魔物の数は減らない。むしろ、森の奥から這い出してくる気配は強まっていた。レナ達とは別の場所でも生徒達は必死に戦っていた。


「くそっ、後衛! 支援はまだか!?」

「無理だ、回復魔石がもう……!」


互いに叫び合う声が、湿った空気にかき消されていく。
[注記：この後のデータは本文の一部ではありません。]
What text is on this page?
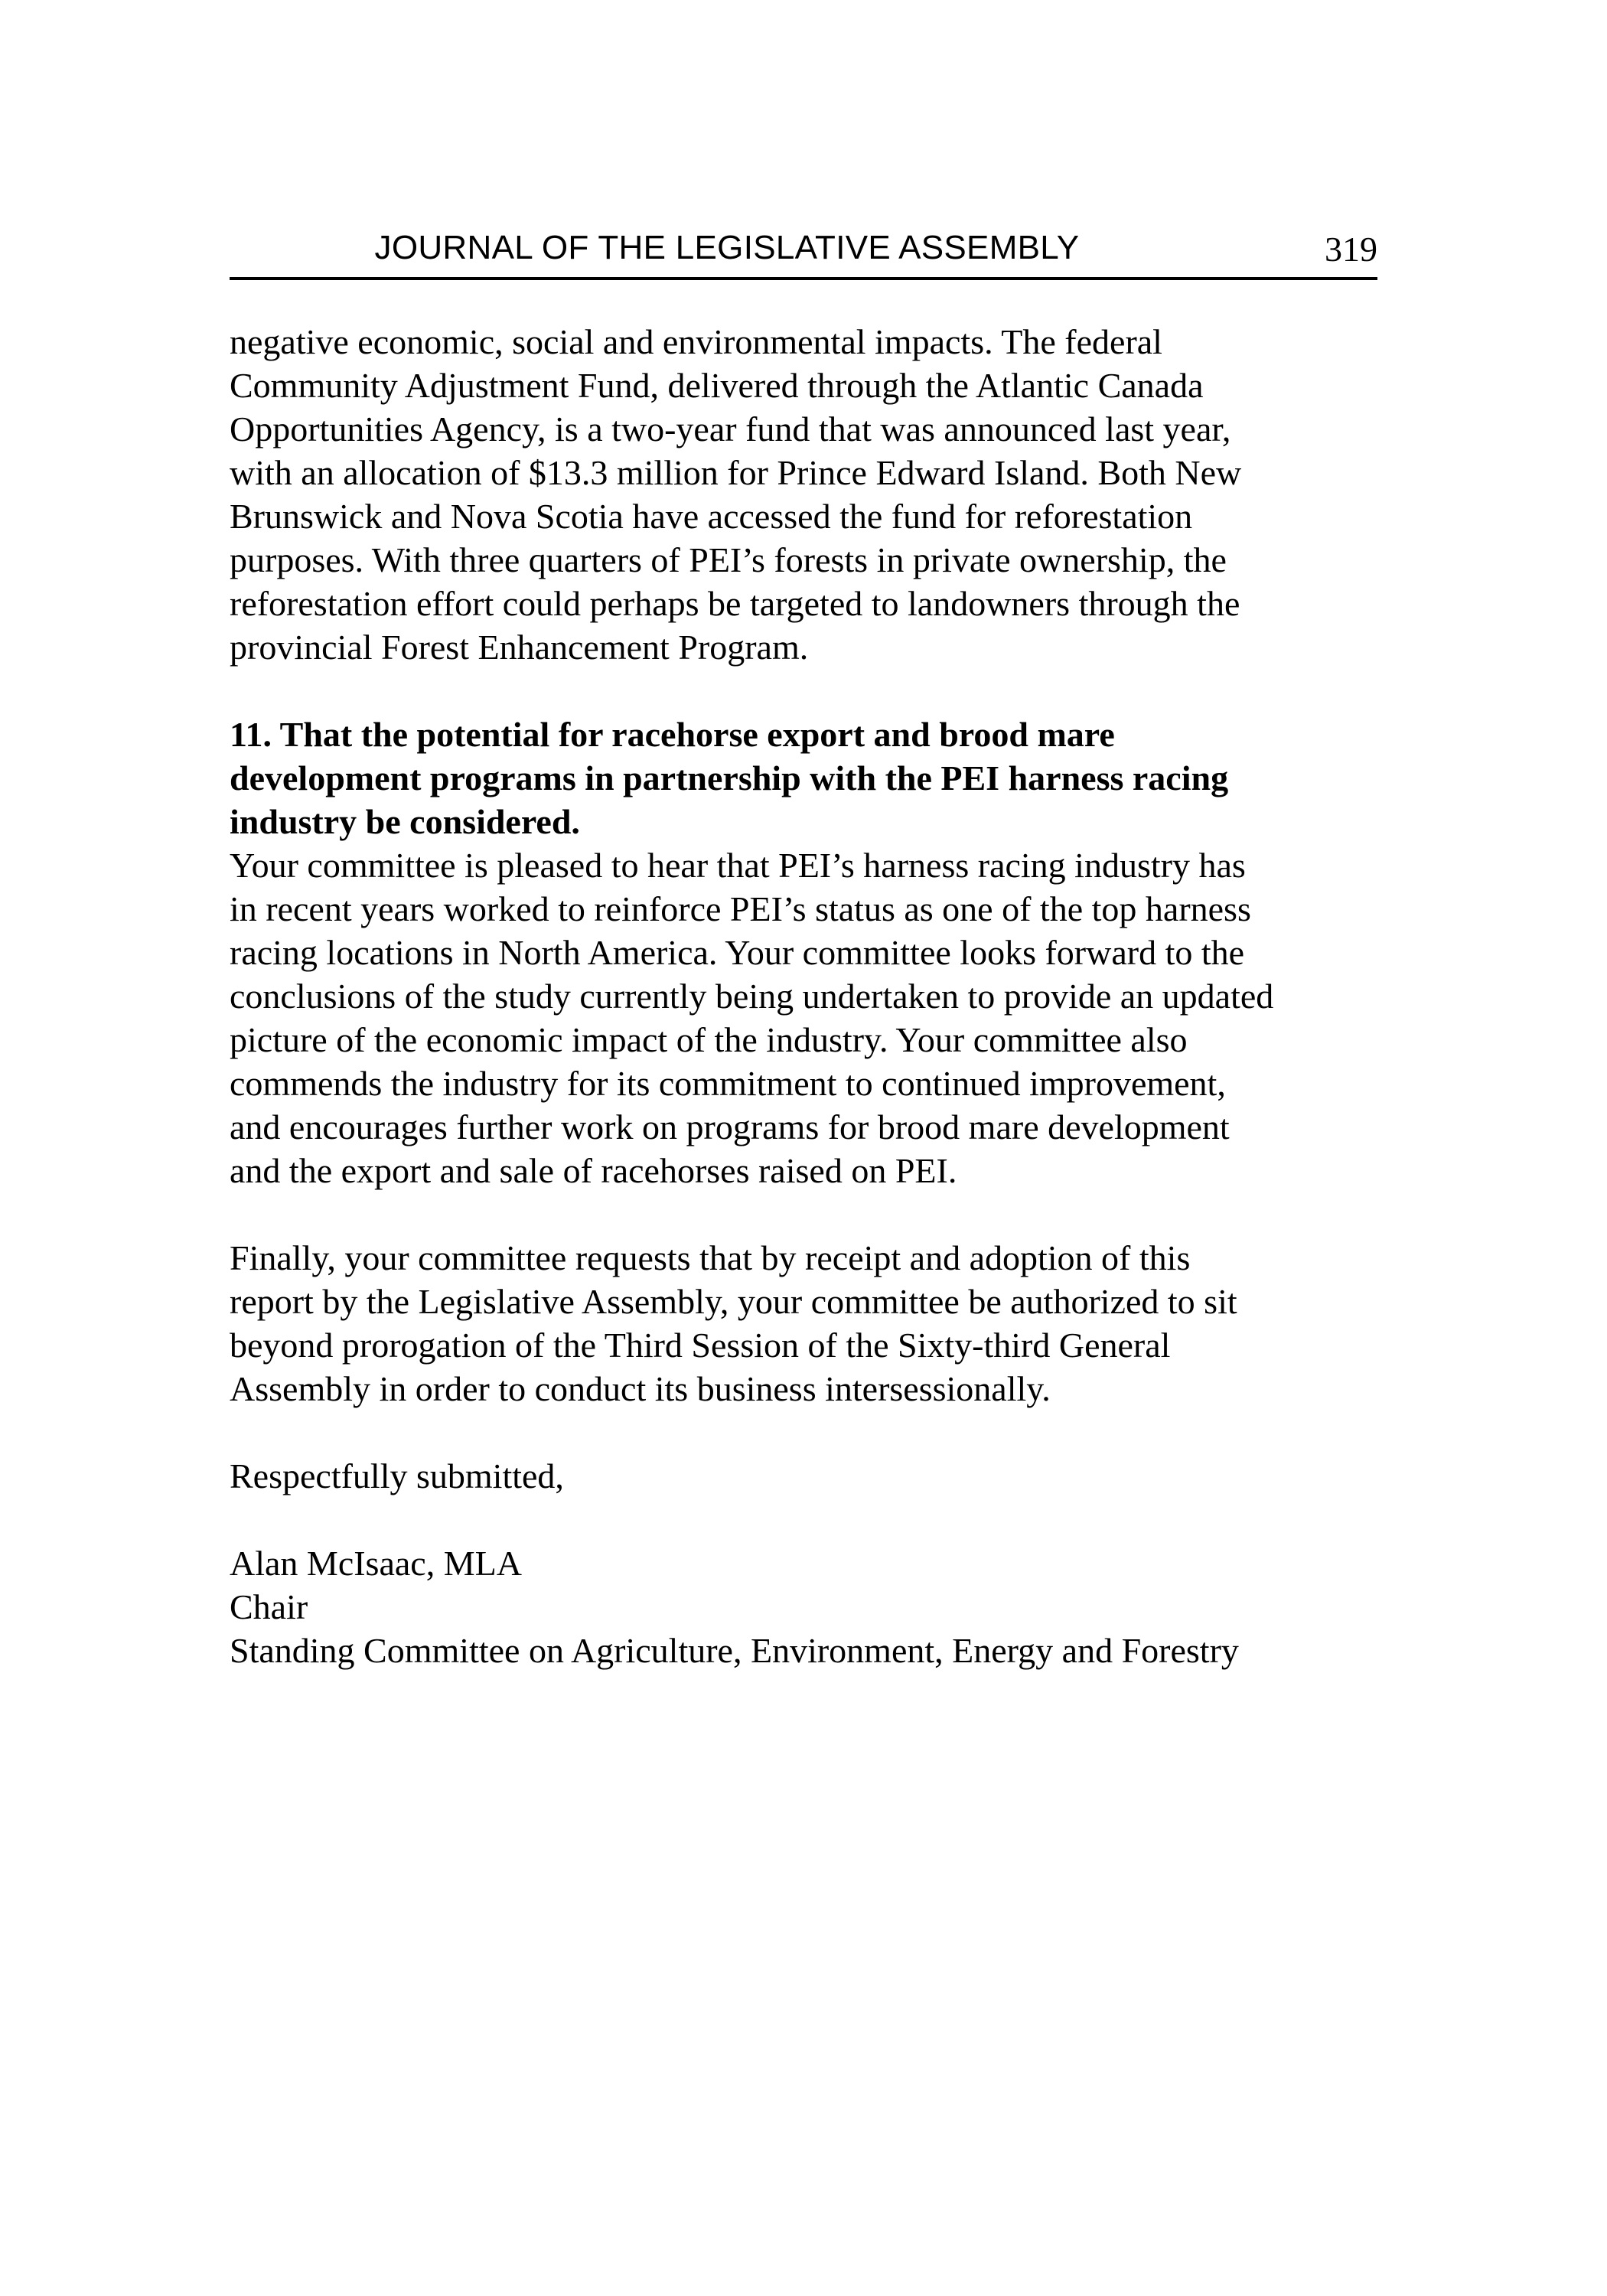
JOURNAL OF THE LEGISLATIVE ASSEMBLY	319

negative economic, social and environmental impacts. The federal
Community Adjustment Fund, delivered through the Atlantic Canada
Opportunities Agency, is a two-year fund that was announced last year,
with an allocation of $13.3 million for Prince Edward Island. Both New
Brunswick and Nova Scotia have accessed the fund for reforestation
purposes. With three quarters of PEI’s forests in private ownership, the
reforestation effort could perhaps be targeted to landowners through the
provincial Forest Enhancement Program.

11. That the potential for racehorse export and brood mare
development programs in partnership with the PEI harness racing
industry be considered.
Your committee is pleased to hear that PEI’s harness racing industry has
in recent years worked to reinforce PEI’s status as one of the top harness
racing locations in North America. Your committee looks forward to the
conclusions of the study currently being undertaken to provide an updated
picture of the economic impact of the industry. Your committee also
commends the industry for its commitment to continued improvement,
and encourages further work on programs for brood mare development
and the export and sale of racehorses raised on PEI.

Finally, your committee requests that by receipt and adoption of this
report by the Legislative Assembly, your committee be authorized to sit
beyond prorogation of the Third Session of the Sixty-third General
Assembly in order to conduct its business intersessionally.

Respectfully submitted,

Alan McIsaac, MLA
Chair
Standing Committee on Agriculture, Environment, Energy and Forestry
数人の生徒はすでに地面に膝をつき、息も絶え絶えだった。


「やばい、囲まれる……!」


誰かが叫んだ。周囲の茂みから新たな魔物の影が三体、四体が出口を塞ぐ。


「──まだ、戦えるやつ、前に出ろ!」


指示を飛ばす生徒。だがその声には、すでに自信も希望もなかった。仲間を守る盾役の少年は血だらけで、前に出ようとしても膝が震えていた。


「なんで……なんでこんな場所なんだよ……!」


誰かが泣きそうな声で呻く。足元の土は血でぬかるみ、魔石はほとんど尽きかけている。


「これ、絶対おかしいだろ……。どうして学院は、わざわざ“こんな場所”指定したんだよ……!」


回復役の少女が、押し殺した声で言う。


「私達の“価値”でも、試してるんじゃない?」


ひとりが吐き捨てるように言った。その目は、恐怖と怒りと諦めの色を浮かべている。


「死地に投げ込んで、誰が生き残るか見るつもりだろ。

 使えるやつと、使えないやつを分けるために……」


短い沈黙。誰も否定しなかった。学院の訓練は“厳しい”で知られている。だが、今日のこれは違う。明らかに、“生きて帰る保証”など最初から無かった。


「……ふざけんな……!」


誰かが地面を殴る。それでも、剣を手放す者はいない。まだ、生きるために、諦めるわけにはいかなかった。


その時、また一体、魔物が草むらを蹴って飛びかかった。


「来るぞ―!!」


全員が必死に武器を構え直す。血と汗と泥にまみれた小さな戦場で、“命を捨てない”と叫ぶように、彼らは踏みとどまった。